Touring: A Contemporary Black Matriarchal Lineage in Printmaking X Claire Oliver Gallery
study the Black Matriarchs
like my aunt timmie.
it was her iron,
or one like hers,
that smoothed the sheets
the master poet slept on.
home or hotel, what matters is
he lay himself down on her handiwork
and dreamed. she dreamed too, words:
some cherokee, some masai and some
huge and particular as hope.
if you had heard her
chanting as she ironed
you would understand form and line
and discipline and order and
Like our foremothers, Black women printmakers have used the tools in our hands to create visual languages that tell the stories of our past, present, future and the in-between spaces within fractal time. A Contemporary Black Matriarchal Lineage in Printmaking explores the narratives of 9 contemporary Black women printmakers, living in the United States of America, who have shaped a place for themselves. Utilizing the Elements of Art, in an improvisational style, each printmaker shares matriarchal perspectives on Black interiority.
Co-curator, Delita Martin and I champion collaboration, yet we knew the importance of presenting an exhibition that centered the works solely created from the creativity, self-reflexivity, intellectual thoughts and hands of the Black woman. A Contemporary Black Matriarchal Lineage in Printmaking marks the first national exhibition, curated by Black women printmakers highlighting the experimental prints of Established and Mid-Career Black women printmakers.
It is of importance to note that each woman, although several practice in varied areas of the arts, self-identifies* as a printmaker. We have dreamt of an emic printmaking survey that honors the present work of Black women who are actively exhibiting and practicing in the discipline of printmaking. It is our hope that many more solo and group exhibitions will come into fruition for contemporary Black women printmakers. Stories are being told, are you listening to what Black women are saying, are you seeing what Black women are creating? If you see us, if you hear us “you would understand form and line and discipline and order and America.

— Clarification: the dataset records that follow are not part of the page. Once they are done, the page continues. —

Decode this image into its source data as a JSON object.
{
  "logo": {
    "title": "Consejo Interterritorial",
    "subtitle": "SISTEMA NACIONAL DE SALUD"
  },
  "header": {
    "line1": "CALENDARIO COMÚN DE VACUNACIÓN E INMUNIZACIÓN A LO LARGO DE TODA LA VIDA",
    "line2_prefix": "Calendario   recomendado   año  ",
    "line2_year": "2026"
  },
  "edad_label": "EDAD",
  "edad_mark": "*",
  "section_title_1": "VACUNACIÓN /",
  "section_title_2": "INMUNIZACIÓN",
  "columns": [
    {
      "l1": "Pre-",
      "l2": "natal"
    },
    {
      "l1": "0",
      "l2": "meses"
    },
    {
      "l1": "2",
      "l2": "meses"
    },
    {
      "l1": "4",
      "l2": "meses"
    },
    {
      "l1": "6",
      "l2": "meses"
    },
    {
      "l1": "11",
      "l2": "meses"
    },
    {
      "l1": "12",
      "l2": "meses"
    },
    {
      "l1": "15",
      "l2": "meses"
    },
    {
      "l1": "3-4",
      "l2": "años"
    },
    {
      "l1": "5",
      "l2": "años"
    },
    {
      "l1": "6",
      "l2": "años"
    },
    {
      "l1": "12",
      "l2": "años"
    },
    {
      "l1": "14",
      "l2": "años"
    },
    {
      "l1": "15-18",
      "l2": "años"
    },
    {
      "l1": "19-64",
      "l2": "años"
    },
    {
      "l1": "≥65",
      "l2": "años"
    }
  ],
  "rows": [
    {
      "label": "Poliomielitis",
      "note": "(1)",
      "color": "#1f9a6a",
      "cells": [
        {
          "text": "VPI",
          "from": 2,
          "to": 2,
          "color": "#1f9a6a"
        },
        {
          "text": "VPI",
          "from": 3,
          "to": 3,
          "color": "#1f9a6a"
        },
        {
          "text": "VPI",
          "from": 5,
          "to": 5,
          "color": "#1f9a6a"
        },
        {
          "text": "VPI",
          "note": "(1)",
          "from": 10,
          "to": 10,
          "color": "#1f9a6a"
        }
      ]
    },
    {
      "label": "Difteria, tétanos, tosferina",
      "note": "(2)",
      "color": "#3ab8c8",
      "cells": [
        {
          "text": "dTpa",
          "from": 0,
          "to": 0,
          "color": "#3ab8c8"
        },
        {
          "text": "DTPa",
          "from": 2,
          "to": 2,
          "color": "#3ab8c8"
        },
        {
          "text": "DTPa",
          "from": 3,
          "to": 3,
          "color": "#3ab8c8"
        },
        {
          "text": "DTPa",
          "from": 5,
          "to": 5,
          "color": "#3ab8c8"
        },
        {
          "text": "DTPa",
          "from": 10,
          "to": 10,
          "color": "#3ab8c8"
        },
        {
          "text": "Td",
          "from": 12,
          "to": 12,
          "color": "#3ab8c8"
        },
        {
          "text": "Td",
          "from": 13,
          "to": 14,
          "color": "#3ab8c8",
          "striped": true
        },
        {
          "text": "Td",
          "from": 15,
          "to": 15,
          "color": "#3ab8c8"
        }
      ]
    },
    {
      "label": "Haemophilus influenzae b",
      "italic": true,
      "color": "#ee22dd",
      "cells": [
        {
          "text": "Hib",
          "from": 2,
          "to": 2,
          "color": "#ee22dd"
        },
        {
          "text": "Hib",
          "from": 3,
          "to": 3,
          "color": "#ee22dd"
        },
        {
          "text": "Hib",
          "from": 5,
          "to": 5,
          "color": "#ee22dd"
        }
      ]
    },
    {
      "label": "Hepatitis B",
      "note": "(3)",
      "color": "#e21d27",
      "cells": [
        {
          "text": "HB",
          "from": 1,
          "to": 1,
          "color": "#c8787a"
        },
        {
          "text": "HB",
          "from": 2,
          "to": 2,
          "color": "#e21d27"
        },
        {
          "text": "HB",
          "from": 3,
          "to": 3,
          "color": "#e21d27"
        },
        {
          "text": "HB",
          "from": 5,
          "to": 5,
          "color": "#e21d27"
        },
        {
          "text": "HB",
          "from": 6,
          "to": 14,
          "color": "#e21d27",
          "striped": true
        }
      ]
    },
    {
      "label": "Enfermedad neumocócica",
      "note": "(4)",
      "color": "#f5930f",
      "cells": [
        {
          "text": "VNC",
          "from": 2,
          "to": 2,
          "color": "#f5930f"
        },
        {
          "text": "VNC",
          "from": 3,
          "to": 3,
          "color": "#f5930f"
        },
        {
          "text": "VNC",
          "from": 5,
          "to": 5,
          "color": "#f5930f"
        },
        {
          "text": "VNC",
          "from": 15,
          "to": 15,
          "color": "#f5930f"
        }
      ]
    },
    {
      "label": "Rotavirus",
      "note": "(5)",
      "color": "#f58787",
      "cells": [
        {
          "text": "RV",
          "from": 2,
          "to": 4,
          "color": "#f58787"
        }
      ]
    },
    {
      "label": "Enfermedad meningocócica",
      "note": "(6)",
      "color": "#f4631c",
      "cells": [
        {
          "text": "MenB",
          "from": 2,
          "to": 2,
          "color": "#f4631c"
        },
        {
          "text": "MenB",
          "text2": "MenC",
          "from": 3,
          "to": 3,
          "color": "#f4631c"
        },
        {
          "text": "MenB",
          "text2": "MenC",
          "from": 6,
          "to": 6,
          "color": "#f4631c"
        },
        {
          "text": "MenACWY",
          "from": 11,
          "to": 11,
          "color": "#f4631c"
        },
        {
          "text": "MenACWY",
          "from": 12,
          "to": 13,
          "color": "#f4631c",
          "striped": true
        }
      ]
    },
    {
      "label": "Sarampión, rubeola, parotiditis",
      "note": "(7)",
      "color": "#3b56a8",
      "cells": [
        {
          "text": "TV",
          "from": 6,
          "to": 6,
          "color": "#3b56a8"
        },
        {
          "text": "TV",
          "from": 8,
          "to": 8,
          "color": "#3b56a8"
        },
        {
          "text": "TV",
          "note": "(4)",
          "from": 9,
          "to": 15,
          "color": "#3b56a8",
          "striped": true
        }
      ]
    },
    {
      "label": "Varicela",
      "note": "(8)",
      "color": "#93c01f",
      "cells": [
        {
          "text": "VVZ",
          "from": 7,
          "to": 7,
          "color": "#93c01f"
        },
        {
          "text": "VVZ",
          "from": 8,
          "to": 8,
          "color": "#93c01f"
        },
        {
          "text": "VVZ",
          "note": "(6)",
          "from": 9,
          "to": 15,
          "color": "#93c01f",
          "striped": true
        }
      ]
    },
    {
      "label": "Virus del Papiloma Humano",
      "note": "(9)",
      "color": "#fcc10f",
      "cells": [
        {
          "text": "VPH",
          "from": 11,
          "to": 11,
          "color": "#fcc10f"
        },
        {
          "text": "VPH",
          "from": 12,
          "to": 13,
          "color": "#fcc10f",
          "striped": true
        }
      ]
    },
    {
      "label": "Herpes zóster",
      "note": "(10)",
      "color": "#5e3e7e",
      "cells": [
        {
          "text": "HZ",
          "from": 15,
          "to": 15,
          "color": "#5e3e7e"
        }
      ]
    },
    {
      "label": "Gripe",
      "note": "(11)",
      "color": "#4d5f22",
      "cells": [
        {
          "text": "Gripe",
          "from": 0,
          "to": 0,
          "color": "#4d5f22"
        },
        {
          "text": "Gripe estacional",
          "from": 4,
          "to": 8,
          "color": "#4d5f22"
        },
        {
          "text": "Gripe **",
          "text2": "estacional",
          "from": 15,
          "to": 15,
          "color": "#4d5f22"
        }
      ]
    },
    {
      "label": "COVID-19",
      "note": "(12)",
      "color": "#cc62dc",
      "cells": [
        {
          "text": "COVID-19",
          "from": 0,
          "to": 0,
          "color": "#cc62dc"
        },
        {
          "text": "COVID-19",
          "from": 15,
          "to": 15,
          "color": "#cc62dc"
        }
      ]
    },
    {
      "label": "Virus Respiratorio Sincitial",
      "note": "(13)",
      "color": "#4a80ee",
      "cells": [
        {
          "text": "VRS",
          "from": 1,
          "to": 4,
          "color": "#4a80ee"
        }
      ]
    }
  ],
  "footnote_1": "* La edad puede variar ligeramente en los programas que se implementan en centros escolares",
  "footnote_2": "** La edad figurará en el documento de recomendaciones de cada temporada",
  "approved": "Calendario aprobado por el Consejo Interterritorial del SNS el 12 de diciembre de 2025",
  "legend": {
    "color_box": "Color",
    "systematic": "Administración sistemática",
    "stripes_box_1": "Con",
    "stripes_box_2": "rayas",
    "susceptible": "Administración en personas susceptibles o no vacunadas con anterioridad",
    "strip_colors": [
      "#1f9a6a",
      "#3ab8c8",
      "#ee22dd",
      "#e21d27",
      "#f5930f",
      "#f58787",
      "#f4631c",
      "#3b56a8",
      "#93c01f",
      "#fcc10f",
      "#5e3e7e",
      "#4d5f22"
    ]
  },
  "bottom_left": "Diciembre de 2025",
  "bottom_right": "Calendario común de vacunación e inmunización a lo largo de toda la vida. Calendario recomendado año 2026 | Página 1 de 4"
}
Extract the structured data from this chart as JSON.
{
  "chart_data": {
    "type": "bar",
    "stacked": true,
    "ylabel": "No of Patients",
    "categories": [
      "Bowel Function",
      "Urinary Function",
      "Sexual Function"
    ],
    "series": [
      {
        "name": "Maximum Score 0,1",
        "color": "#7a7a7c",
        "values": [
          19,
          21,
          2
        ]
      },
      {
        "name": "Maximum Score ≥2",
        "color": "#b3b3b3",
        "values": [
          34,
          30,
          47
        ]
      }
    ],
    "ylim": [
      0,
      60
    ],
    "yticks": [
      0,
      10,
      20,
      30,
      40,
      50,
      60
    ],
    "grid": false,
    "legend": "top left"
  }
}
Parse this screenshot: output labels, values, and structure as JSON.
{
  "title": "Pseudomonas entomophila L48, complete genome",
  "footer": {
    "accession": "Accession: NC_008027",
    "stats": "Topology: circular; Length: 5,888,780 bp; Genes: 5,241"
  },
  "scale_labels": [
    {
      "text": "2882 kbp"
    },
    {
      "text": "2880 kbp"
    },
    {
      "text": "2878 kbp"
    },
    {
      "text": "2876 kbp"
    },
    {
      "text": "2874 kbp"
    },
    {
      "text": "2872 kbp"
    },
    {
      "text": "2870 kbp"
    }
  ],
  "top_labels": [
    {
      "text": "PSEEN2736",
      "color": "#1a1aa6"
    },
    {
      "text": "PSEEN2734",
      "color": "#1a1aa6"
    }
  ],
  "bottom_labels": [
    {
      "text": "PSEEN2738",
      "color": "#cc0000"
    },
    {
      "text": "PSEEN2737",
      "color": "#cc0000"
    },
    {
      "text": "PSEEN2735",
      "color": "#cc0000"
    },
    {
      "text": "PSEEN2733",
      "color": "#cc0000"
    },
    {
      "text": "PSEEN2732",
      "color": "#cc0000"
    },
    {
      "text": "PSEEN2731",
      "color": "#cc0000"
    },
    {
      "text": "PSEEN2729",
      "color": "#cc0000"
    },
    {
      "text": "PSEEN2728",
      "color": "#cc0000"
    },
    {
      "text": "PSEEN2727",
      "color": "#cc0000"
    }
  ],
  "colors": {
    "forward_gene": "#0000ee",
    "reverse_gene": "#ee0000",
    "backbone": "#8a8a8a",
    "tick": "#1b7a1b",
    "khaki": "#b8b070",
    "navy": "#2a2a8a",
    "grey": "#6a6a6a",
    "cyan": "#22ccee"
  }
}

-Tanekeya Word, co-curator, visual artist, printmaker
Karen J. Revis, Lisa Hunt, Ann Johnson, Delita Martin, LaToya H. Hobbs, Tanekeya Word, Chloe Alexander, Stephanie Santana, Sam E. Vernon
* Various Black women artists have created prints, who do not consider printmaking to be their primary artistic identity. We distinguished between the women who have devoted all or a portion of their artistic practice to become an Established or Mid-Career Printmaker.
Lucille Clifton, “study the masters.”Blessing the Boats: New and Selected Poems, 1988-2000 (Rochester, NY: BOA Editions, 2000) 25.